Однажды вечером Альбина тайком отнесла на берег Урала платье мужа с его письмом, где он молил о прощении за горе, на которое обрек ее, покончив с собой и оставив одну на чужбине. Когда наутро казаки принесли найденное на берегу платье Мигурского вместе с письмом, она разрыдалась, лишилась чувств… и трудно найти слова, чтобы передать безутешную ее печаль и неподдельные слезы.
Тело, как ни искали, понятно, отыскать не могли; этому объяснение было: быстрая река унесла. Тронутые несчастьем пани Альбины, все спешили выразить ей сочувствие, и во время этих визитов она буквально изнемогала от страха, как бы мнимый покойник не кашлянул, не чихнул или еще каким-то неловким движением не выдал бы своего присутствия за стенкой. Адские муки вытерпела Мигурская, пока ходила просьба о дозволении ей вернуться на родину. Но все обошлось благополучно, тайна не открылась.
Получив разрешение, Мигурская первым делом изъявила желание вырыть из несчастливой для нее земли останки своих малюток, чтобы забрать их с собою. Она сложила их косточки в один гроб и стала готовиться в путь, а когда местное начальство прислало ей в провожатые казака, горячо благодарила за участие и всеми силами отказывалась от спутника; однако, опасаясь упорством навлечь на себя подозрение, на сей раз не сумела настоять на своем. И это ее погубило.

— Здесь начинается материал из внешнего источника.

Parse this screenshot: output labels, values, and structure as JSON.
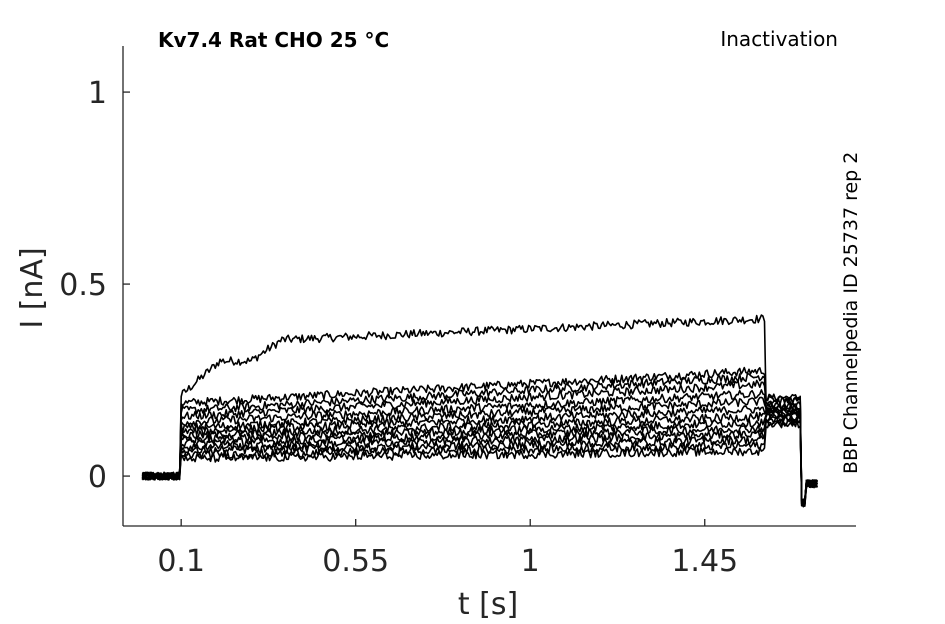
{
  "chart_data": {
    "type": "line",
    "title": "Kv7.4  Rat  CHO  25 °C",
    "subtitle": "Inactivation",
    "side_label": "BBP Channelpedia ID 25737 rep 2",
    "xlabel": "t [s]",
    "ylabel": "I [nA]",
    "xlim": [
      -0.05,
      1.84
    ],
    "ylim": [
      -0.13,
      1.12
    ],
    "x_ticks": [
      0.1,
      0.55,
      1,
      1.45
    ],
    "x_tick_labels": [
      "0.1",
      "0.55",
      "1",
      "1.45"
    ],
    "y_ticks": [
      0,
      0.5,
      1
    ],
    "y_tick_labels": [
      "0",
      "0.5",
      "1"
    ],
    "grid": false,
    "line_color": "#000000",
    "protocol": {
      "baseline_start": 0.0,
      "step_start": 0.1,
      "step_end": 1.605,
      "tail_end": 1.7,
      "record_end": 1.74
    },
    "series": [
      {
        "start": 0.21,
        "end": 0.41,
        "tail": 0.205
      },
      {
        "start": 0.19,
        "end": 0.275,
        "tail": 0.2
      },
      {
        "start": 0.17,
        "end": 0.26,
        "tail": 0.195
      },
      {
        "start": 0.155,
        "end": 0.24,
        "tail": 0.185
      },
      {
        "start": 0.14,
        "end": 0.215,
        "tail": 0.18
      },
      {
        "start": 0.125,
        "end": 0.195,
        "tail": 0.175
      },
      {
        "start": 0.115,
        "end": 0.175,
        "tail": 0.17
      },
      {
        "start": 0.105,
        "end": 0.155,
        "tail": 0.165
      },
      {
        "start": 0.095,
        "end": 0.14,
        "tail": 0.16
      },
      {
        "start": 0.085,
        "end": 0.125,
        "tail": 0.155
      },
      {
        "start": 0.075,
        "end": 0.11,
        "tail": 0.15
      },
      {
        "start": 0.065,
        "end": 0.095,
        "tail": 0.145
      },
      {
        "start": 0.055,
        "end": 0.08,
        "tail": 0.14
      },
      {
        "start": 0.045,
        "end": 0.065,
        "tail": 0.135
      }
    ]
  }
}
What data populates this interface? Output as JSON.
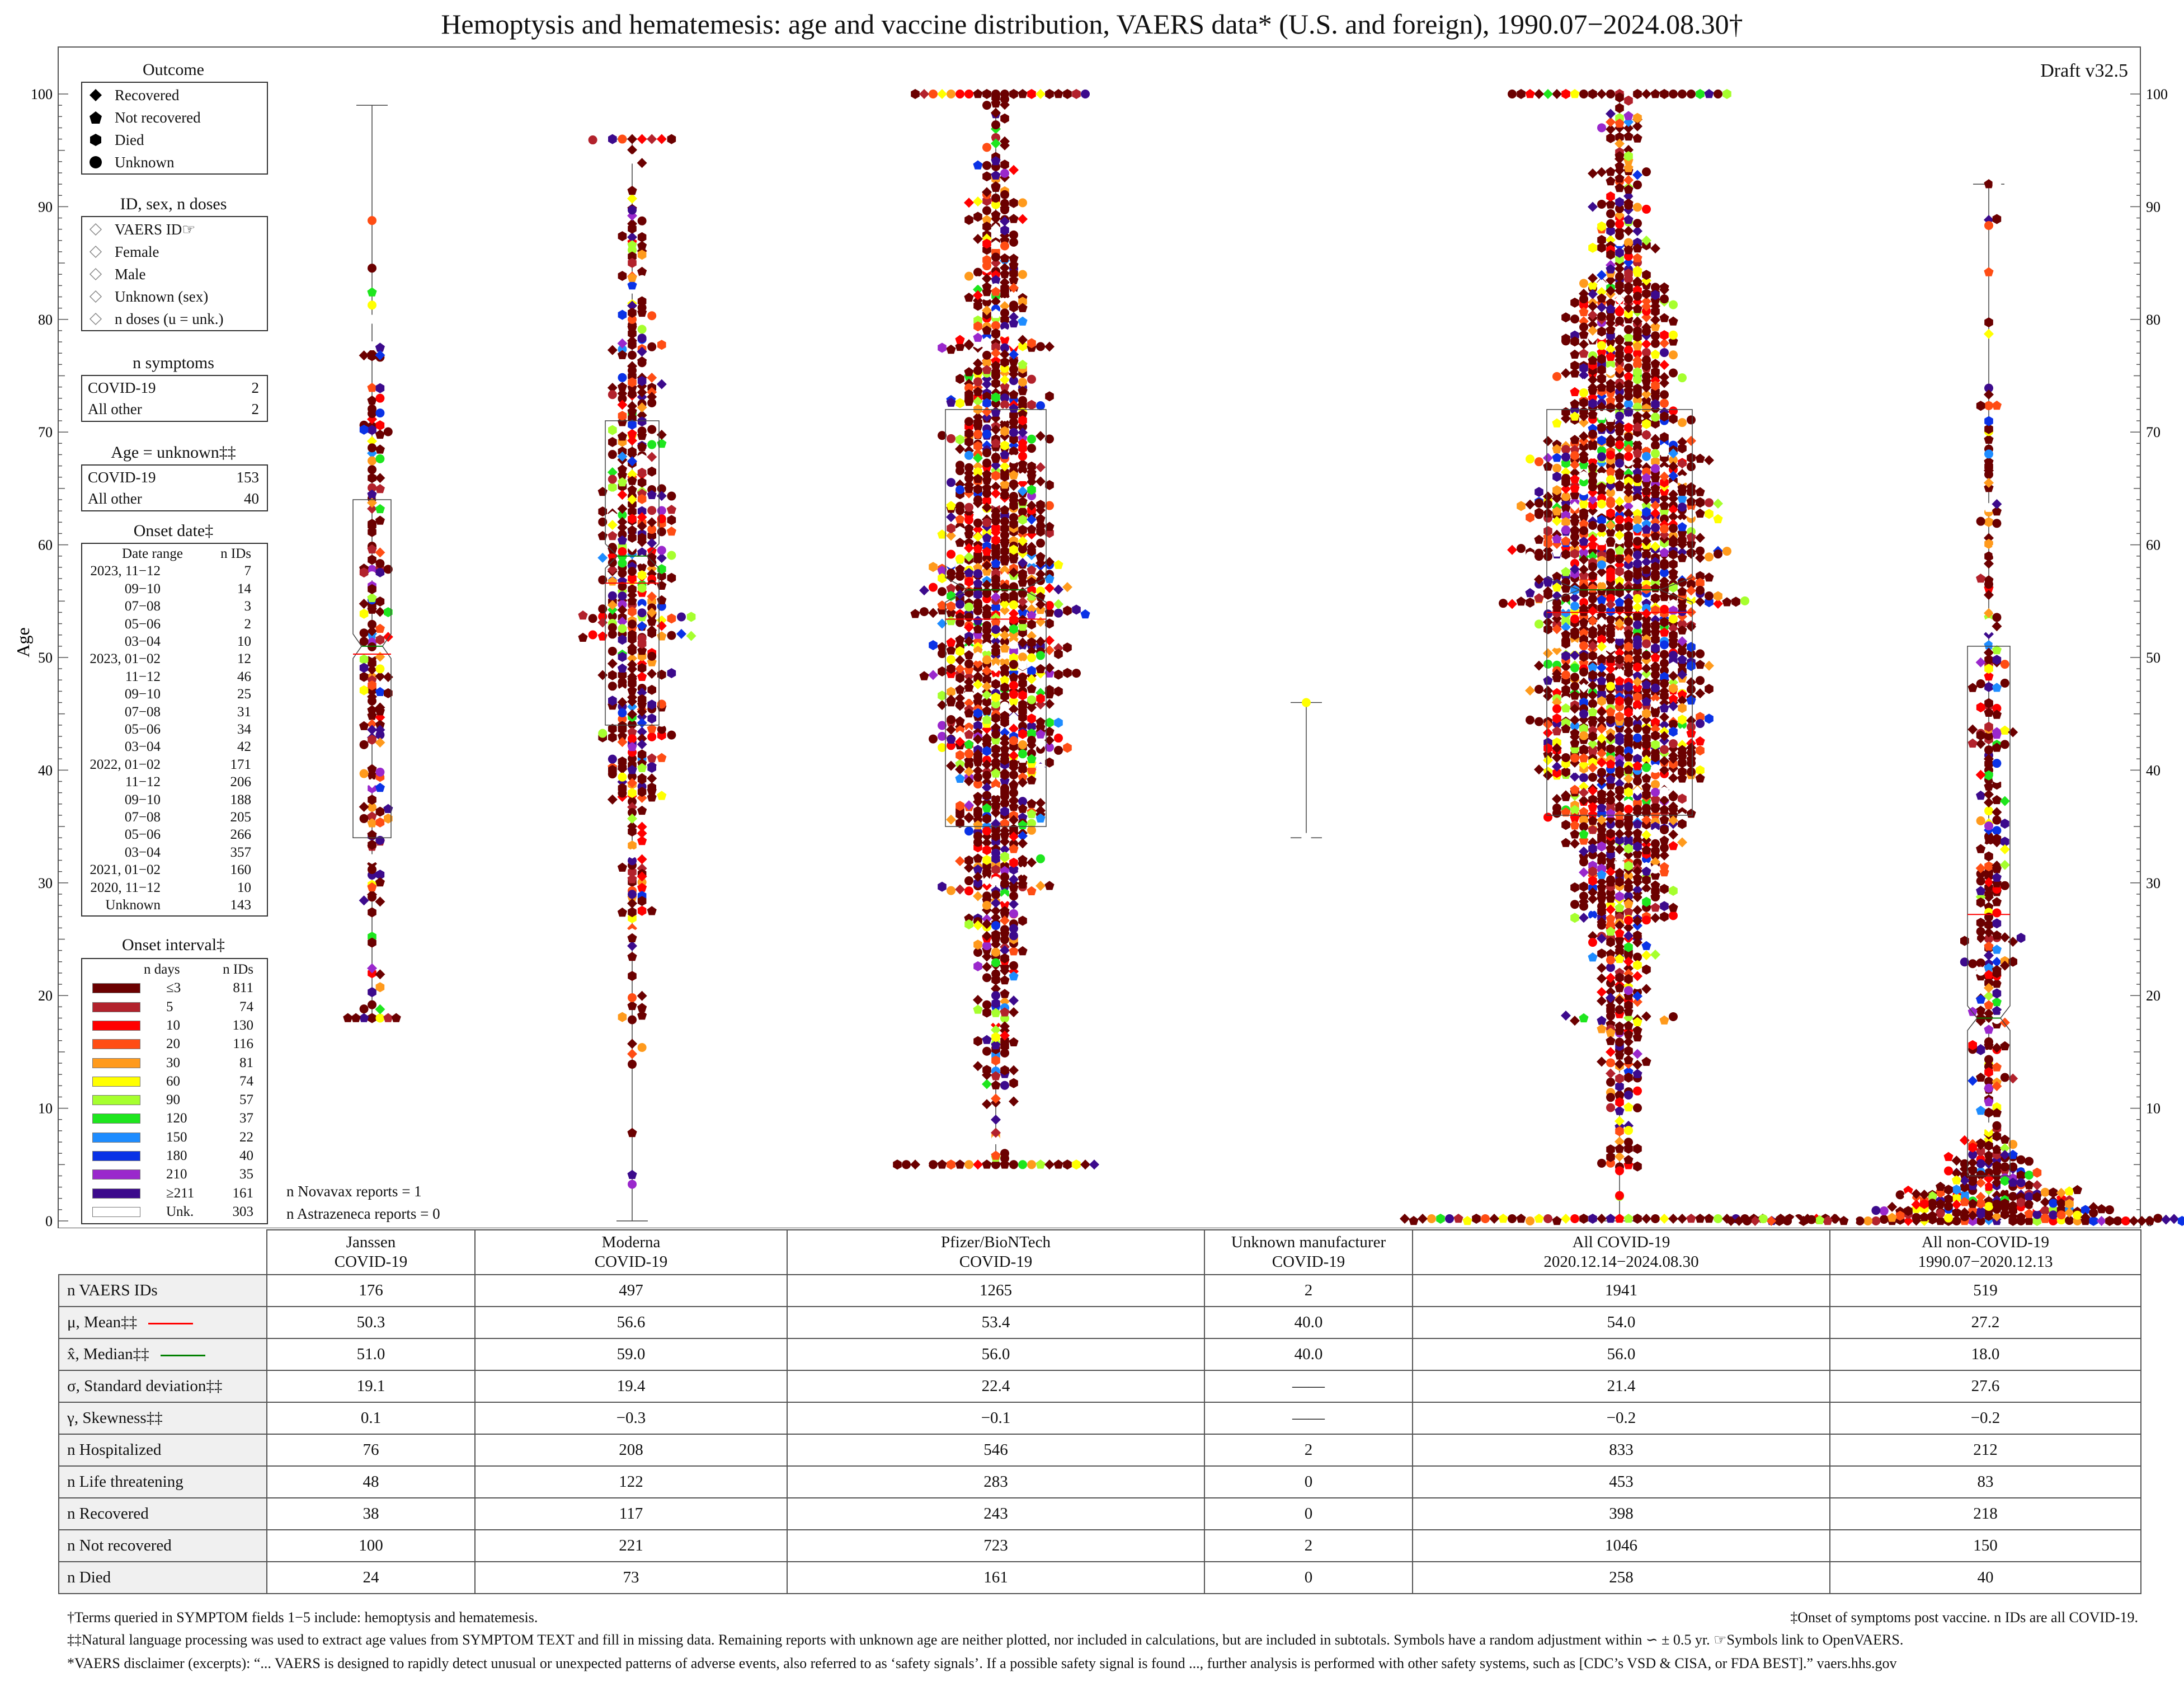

Дорогой казак трясся с возницей на козлах, глотал пыль и потел, а на остановках, приходя немного в себя от жары, дивился на барыню, которая не только не выходила из душной кибитки, от своего гроба, но еще и плотно застегивала запону. А однажды казаку послышался там разговор… и когда, поддавшись искушению, опасливо глянул в щелку, то под открытою крышкою гроба увидел — помилуй, господи, — утопленника с кувшином в руке! Казак закрестился и побежал куда следует…
Подъезжая к Саратову, он уже не провожал барыню, а стерег.
В Саратове, поняв, что все кончено, Мигурская попросила отпеть своих малюток в костеле. Мигурский пал перед гробом уже в кандалах. Его отправили в Нерчинский завод. Она последовала за мужем. Но там скоро впала в чахотку и умерла».
— …Да ты, Михал, видел, должно быть, ее могилу в Нерчинском заводе?! Альбина Мигурская, а?
Петрашевский неожиданно рассмеялся:
— Не только видел, но встречал самого Мигурского в Шилке и историю его знаю!
— Так зачем молчал и заставил меня говорить много?
— Тебе же самому хотелось рассказать, Ян, а я не думаю, что это часто бывает…
— Ты прав, Михал, на родине у меня была кралечка, так говорила: давай, Ян, помолчим вместе.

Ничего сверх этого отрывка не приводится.